Saçsız teoremi klasik yerçekiminde, asimptotik olarak düz 4 boyutlu uzay zamanlarında ve belirli madde içeriğiyle kanıtlanmıştır. Daha genel koşullara baktığımızda, orijinal varsayımların varyasyonlarının kara deliğe daha fazla saç verdiğini görmeye başlıyoruz. Örneğin, asimptotik olarak AdS için bir skaler saça sahip olabilir (holografik süper iletkenler oluşturmak için kullanılan bir gerçek).
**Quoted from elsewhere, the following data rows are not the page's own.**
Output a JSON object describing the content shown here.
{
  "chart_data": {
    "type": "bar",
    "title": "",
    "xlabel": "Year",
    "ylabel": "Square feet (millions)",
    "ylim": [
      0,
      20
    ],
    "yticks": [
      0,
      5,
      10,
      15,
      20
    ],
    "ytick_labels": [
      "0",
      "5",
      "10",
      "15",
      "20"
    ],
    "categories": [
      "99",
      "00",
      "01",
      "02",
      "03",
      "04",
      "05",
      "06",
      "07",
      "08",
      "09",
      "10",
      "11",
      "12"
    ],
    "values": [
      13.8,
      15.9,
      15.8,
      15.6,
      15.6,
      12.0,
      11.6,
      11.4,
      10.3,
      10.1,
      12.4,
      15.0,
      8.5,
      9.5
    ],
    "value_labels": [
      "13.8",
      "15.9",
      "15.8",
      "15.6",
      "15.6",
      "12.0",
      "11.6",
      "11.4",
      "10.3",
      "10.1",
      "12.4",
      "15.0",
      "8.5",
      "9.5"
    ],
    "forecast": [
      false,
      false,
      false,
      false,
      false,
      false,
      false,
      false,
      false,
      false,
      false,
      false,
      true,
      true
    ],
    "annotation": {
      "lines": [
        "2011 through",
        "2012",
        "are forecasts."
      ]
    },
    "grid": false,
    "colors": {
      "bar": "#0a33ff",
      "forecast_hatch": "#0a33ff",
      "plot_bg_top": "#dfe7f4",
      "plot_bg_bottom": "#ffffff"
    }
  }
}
Beş boyutlu uzaylar için, kara delikler (ve siyah halkalar), dipol momentlerine sahip olabilir. Belki daha fazla sürpriz vardır.
Ancak saçsız teoreminin arkasındaki temel sezgi hala geçerlidir. Tüm bu yapılarda kullanılan temel gerçek, nesne bir kara deliğe düştüğünde, ancak uzun menzilli bir alanla ilişkilendirilirse varlığını kara deliğin dış yüzeyine damgalayabileceğidir. Örneğin, bir elektron kara deliğin yükünü değiştirecek, bu da kara deliğin bir Coulomb alanına sahip olacağı anlamına geliyor. Toplam yükü uygun bir Gauss yüzeyi ile ölçebileceksiniz. Yerçekiminin korunan yerel akımları olmadığını unutmayın ( bu tartışmaya bakın), ölçebileceğiniz tek şey toplam yüktür.
Baryon sayısına gelince, uzun menzilli kuvvetle ilişkili değildir, kara deliğe düştüğünde bu gerçeği hatırlayacak hiçbir şey yoktur ve baryon sayısı korunmaz. Bu, küresel ücretlerin (uzun menzilli kuvvetlerin eşlik etmediği miktarların) gerçekten korunmadığına dair genel bir inancın nedenlerinden sadece bir tanesidir. Baryon sayısı için şunu biliyoruz: Dünyamızda anti baryonlardan daha fazla baryon vardır, bu nedenle gözlemlenen baryon sayısı simetrisi sadece yaklaşık olmalıdır. Baryogenesis olarak adlandırılan bir süreç olan tüm baryonlar oluşturulduğunda (ilgili tartışmayı burada arayın) erken evrende ihlal edilmiş olmalı.